David Sylvester: You once said to me that if anything is worth doing it’s worth doing again and again and again.

Carl Andre: I have the same attitude towards restaurants; there are about half a dozen restaurants in New York that I will go to. Everyone accuses me of having a very narrow range as an artist and I do indeed, and I feel my range becoming narrower. I feel the years have honed me to a sharper and sharper edge with my work and I find that this narrowing, this sharpening, this honing, is a gratifying experience.

[line break added] There are foxes and there are hedgehogs, as you know from Archilochus, the Greek poet, who told us about how the fox knows many things, the hedgehog knows one thing very well. When I met Frank Stella in 1958, he was very much a fox pretending to be a hedgehog, and I was very much a hedgehog with a delusion that I was a fox. It took me quite a while to realize that I was a hedgehog and no fox at all.

[ … ]

DS: … These pieces of yours are so modest they almost disappear into the floor, and I am left totally mystified why they can take me over as they do.

CA: Well, for one thing I do employ a dimension or a position that had not commonly been used in this century for art — that is, the horizontal plane. When I first showed work in New York, people would come into the gallery, look around, see there was nothing on the walls and say, ‘I’ll come back after it’s installed.’ Of course, when you told them, ‘You’re standing in the middle of the work,’ they would look down and leap up and run out even faster. I was just lucky.

DS: It was a great period, the sixties. The amount of originality which you on the one hand and Oldenburg on the other brought to sculpture was fabulous.

CA: But there were a lot of people doing that. Smithson and Judd and Morris and Flavin. A diagonal Flavin in a room is about as powerful as a work of art can get. I think there is a plain, obvious, simple reason that no one seems to be willing to admit. Everybody says, what is it about the sixties that made this possible? It wasn’t anything about the sixties, it was about the thirties, forties and the fifties. We are the sum of our pasts, not the sum of our presents. And all of us were raised before television. I think that’s such a key point.

[line break added] Because we were raised before television, before organized games for children. … [W]e always went out and organized our own games and we learned our games from the slightly older children.
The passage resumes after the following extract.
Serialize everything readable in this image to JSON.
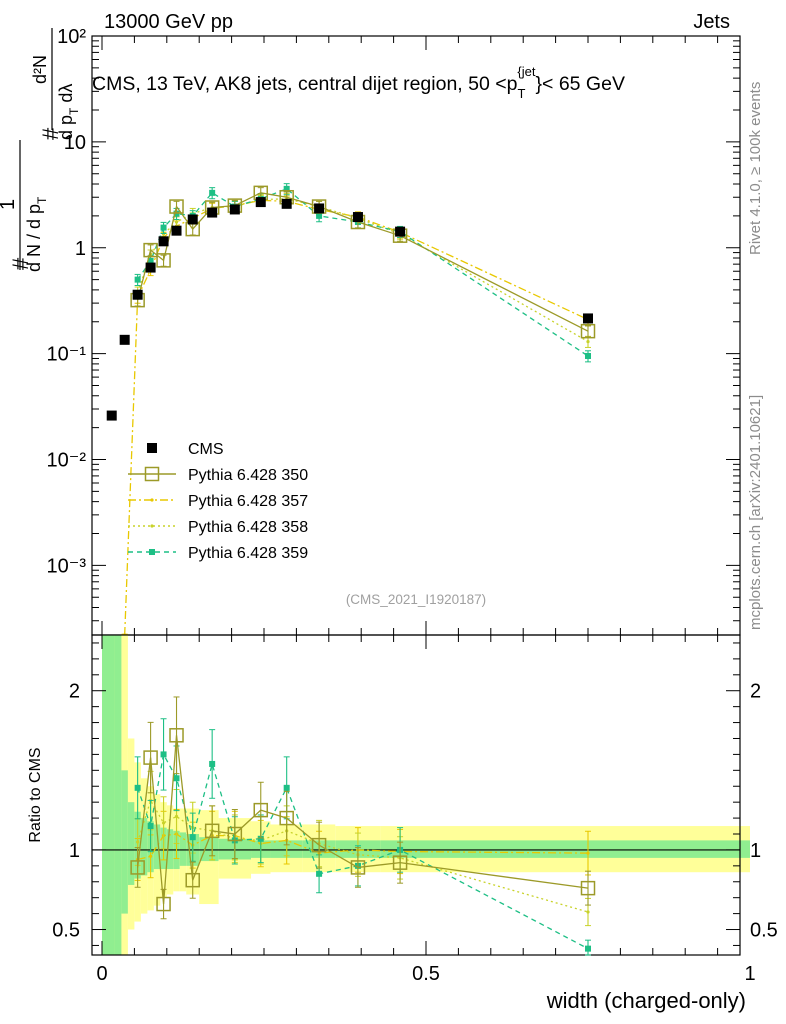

You learned how to be responsible and kids learned about justice from playing games which they were inventing and composing and making the rules for. I don’t know if Britain is oppressed with it, but in the US adults now want to organize all their children’s activities, allegedly to protect them, and I suppose that’s right.
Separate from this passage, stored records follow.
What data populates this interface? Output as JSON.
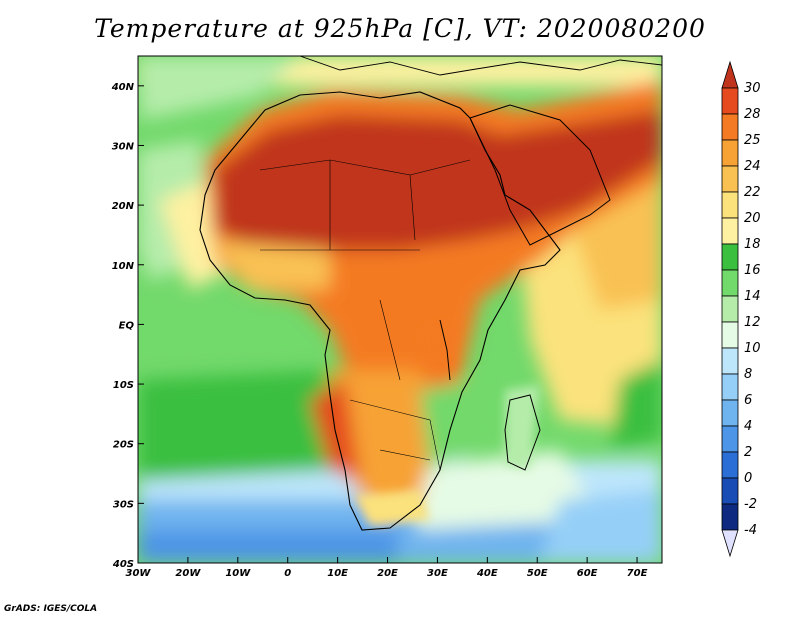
{
  "title": "Temperature at 925hPa [C], VT: 2020080200",
  "footer": "GrADS: IGES/COLA",
  "map": {
    "lon_range": [
      -30,
      75
    ],
    "lat_range": [
      -40,
      45
    ],
    "x_ticks": [
      {
        "lon": -30,
        "label": "30W"
      },
      {
        "lon": -20,
        "label": "20W"
      },
      {
        "lon": -10,
        "label": "10W"
      },
      {
        "lon": 0,
        "label": "0"
      },
      {
        "lon": 10,
        "label": "10E"
      },
      {
        "lon": 20,
        "label": "20E"
      },
      {
        "lon": 30,
        "label": "30E"
      },
      {
        "lon": 40,
        "label": "40E"
      },
      {
        "lon": 50,
        "label": "50E"
      },
      {
        "lon": 60,
        "label": "60E"
      },
      {
        "lon": 70,
        "label": "70E"
      }
    ],
    "y_ticks": [
      {
        "lat": 40,
        "label": "40N"
      },
      {
        "lat": 30,
        "label": "30N"
      },
      {
        "lat": 20,
        "label": "20N"
      },
      {
        "lat": 10,
        "label": "10N"
      },
      {
        "lat": 0,
        "label": "EQ"
      },
      {
        "lat": -10,
        "label": "10S"
      },
      {
        "lat": -20,
        "label": "20S"
      },
      {
        "lat": -30,
        "label": "30S"
      },
      {
        "lat": -40,
        "label": "40S"
      }
    ]
  },
  "colorbar": {
    "labels": [
      "30",
      "28",
      "25",
      "24",
      "22",
      "20",
      "18",
      "16",
      "14",
      "12",
      "10",
      "8",
      "6",
      "4",
      "2",
      "0",
      "-2",
      "-4"
    ],
    "colors": [
      "#c0341e",
      "#e54b1e",
      "#f47a24",
      "#f7a234",
      "#f9c152",
      "#fbe27b",
      "#fef1a1",
      "#3bbf3f",
      "#72d96b",
      "#b5ecaa",
      "#e6fbe5",
      "#bde6fb",
      "#95cff8",
      "#70b4ef",
      "#4d95e6",
      "#2b6fd6",
      "#1a4cb5",
      "#0d2a80",
      "#e0e0ff"
    ]
  }
}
[line break added] We were feral children, we ran everywhere over our neighborhood and in the swamps and so-called islands and mounds that were around it. Melissa Kretschmer, my wonderful friend and brilliant artist, had the same kind of childhood in Pacific Palisades. They used to run through the Will Rogers State Park all day long, and nobody worried about paedophiles or such things at that time. Occasionally there would be a great tragedy and some little child would be destroyed by some deranged person, but it was very very rare and nobody went into riots about it.

[line break added] It was a different era, a much freer era in many many ways, certainly free of television. And there was not nearly so much conformity. We live in an age of much greater conformity now than even the derided fifties. I always felt in the fifties, if you paid your dues, your tuppence to appearances, you could do anything you wanted to. William Burroughs said that, of course. He was very proud of his banker’s drag. He could dress up in a three-piece suit and go to a club with anyone and outclub them all.
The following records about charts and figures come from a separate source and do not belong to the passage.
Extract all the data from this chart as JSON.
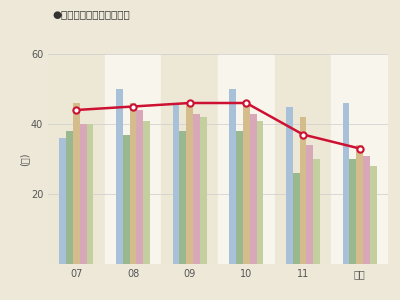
{
  "title": "●トリートメント（有料）",
  "ylabel": "(回)",
  "categories": [
    "07",
    "08",
    "09",
    "10",
    "11",
    "本年"
  ],
  "bar_groups": [
    [
      36,
      50,
      46,
      50,
      45,
      46
    ],
    [
      38,
      37,
      38,
      38,
      26,
      30
    ],
    [
      46,
      46,
      46,
      46,
      42,
      34
    ],
    [
      40,
      44,
      43,
      43,
      34,
      31
    ],
    [
      40,
      41,
      42,
      41,
      30,
      28
    ]
  ],
  "bar_colors": [
    "#a8c0d8",
    "#9ab890",
    "#d4bc8c",
    "#d8a8b8",
    "#c4cfa0"
  ],
  "line_values": [
    44,
    45,
    46,
    46,
    37,
    33
  ],
  "line_color": "#cc1133",
  "ylim": [
    0,
    60
  ],
  "yticks": [
    20,
    40,
    60
  ],
  "title_fontsize": 7.5,
  "axis_fontsize": 7,
  "figsize": [
    4.0,
    3.0
  ],
  "dpi": 100,
  "fig_bg": "#ede8d8",
  "plot_bg_even": "#ede8d5",
  "plot_bg_odd": "#f8f5ec"
}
[line break added] Now you must be sincere, you must show your inner self to everyone, and your appearance must be absolutely consistent with your inner reality, and that’s an impossibility. You lose your internal reality if your external appearance is the same. We were a product of our time including the Second World War. In the United States we didn’t have any bombings, we didn’t have any of that domestic hardship that Britain had with death, destruction, shortage. But we did have a great sense of uniting for a national purpose. That’s an enormous experience to go through as a young child.

DS: You know what Oldenburg said about everything he did having been made up when he was a little kid.

CA: That’s his great line, I love that. You ask, ‘Claes, where did all those great ideas come from?’ and he says, ‘I made it all up when I was a kid.’ And of course Henry Moore said the work of art is to recover the vividness of our earliest experiences. I feel I haven’t learned anything since the age of five. My work was nothing to do with language, but the most important work a human child does is acquire language. That is one of our most complex accomplishments.

[line break added] Calculus is nothing as compared to acquiring a language. And almost every human being does it, and at certain ages when the wiring is fresh and still malleable in the brain they do it quite well and they love doing it. A three-year-old child can make up a sentence that nobody has ever heard before. It’s good to keep that in mind, I think.